In New Hampshire, they were the first Catholic nuns ever seen. Many Protestants believed that convents were prisons where young women were held against their will by lecherous clerics. On Saturdays, Sister Gonzaga O’Brien conducted convent tours for locals expecting dungeons, torture rooms and underground tunnels. (Some visitors, in hushed voices, promised to aid her escape.) The sisters were among the state’s first female teachers, social workers, nurses and hospital administrators.
In Baltimore, it was said of Sister Camillus Byrne, who worked there for nearly 30 years:
There was not an urchin in any lane or alley for miles around the convent, not a convict in the Penitentiary, or an outcast in the House of Correction, who did not know Sister Camillus . . . The number of lives she reformed through her instrumentality, of conversions effected by her zeal, and of souls led to embrace the faith by her instructions, is known only to God.
The sisters meant business. Mother Patricia Waldron, who worked for decades in Philadelphia, told her sisters: “We came here to serve the poor and the sick and the ignorant.” In New York harbor, Mother Agnes O’Connor took immigrant girls directly from the ships, trained them and placed them in jobs. “Of these,” it was said, “she saved thousands.”

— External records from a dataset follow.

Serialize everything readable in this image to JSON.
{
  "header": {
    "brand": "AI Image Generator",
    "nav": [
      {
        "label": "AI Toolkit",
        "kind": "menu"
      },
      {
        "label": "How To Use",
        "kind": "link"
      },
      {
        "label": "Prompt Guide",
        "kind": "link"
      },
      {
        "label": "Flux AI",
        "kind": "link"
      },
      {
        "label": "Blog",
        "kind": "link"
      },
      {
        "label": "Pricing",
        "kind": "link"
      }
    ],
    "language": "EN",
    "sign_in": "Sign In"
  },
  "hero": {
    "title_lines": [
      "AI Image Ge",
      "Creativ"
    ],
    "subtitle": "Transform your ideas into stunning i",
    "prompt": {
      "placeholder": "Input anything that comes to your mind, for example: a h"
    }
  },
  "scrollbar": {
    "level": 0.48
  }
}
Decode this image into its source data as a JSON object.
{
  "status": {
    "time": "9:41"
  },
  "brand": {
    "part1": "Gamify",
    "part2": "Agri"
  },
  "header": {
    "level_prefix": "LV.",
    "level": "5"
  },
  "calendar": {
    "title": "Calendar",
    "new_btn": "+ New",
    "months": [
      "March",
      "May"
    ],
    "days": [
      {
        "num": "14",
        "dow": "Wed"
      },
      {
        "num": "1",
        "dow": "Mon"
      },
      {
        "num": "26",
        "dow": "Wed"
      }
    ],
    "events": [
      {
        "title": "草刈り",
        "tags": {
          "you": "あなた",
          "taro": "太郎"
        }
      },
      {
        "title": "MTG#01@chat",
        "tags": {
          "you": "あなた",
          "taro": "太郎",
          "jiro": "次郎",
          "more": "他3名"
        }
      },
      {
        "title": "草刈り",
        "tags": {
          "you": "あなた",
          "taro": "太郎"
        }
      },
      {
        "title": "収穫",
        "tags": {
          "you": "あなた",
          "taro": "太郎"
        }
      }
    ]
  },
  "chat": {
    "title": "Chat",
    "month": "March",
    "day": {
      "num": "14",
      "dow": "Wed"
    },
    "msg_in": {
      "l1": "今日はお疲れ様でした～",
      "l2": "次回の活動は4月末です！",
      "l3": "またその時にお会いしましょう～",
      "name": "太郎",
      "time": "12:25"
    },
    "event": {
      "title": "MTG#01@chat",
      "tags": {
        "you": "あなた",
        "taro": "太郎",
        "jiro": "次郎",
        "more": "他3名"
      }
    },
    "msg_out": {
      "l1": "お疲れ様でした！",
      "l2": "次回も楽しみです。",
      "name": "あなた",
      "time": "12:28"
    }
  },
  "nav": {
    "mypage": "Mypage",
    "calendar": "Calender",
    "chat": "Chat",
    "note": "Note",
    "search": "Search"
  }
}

They were also among the very first women active in prison ministry. One prisoner at Sing-Sing said of them:
Here are the questions they ask us:
“How long have you been here?” Never, “What crime did you commit?”
“Have you mother, sister, wife or children?”
“Are they destitute?”
“What can we do to help them?”
The work affected the sisters deeply. In San Francisco, Mother Baptist Russell, a formidable woman in her own right, was said to “shed bitter tears … at the thought of the wretchedness she had witnessed and the little she could do to relieve it.”
They made a difference. Within a century of Catherine McAuley’s death, her sisters formed the largest English-speaking women’s religious community, the majority in America. Today the Mercy charism is alive and well in their schools and colleges, in their hospitals and healthcare institutions, and most of all in their commitment to God’s least, wherever they are found.
Pat McNamara is a Catholic historian and the author of New York Catholics: Faith, Attitude, & the Works. This piece first appeared online in 2011, and is reprinted here with his permission.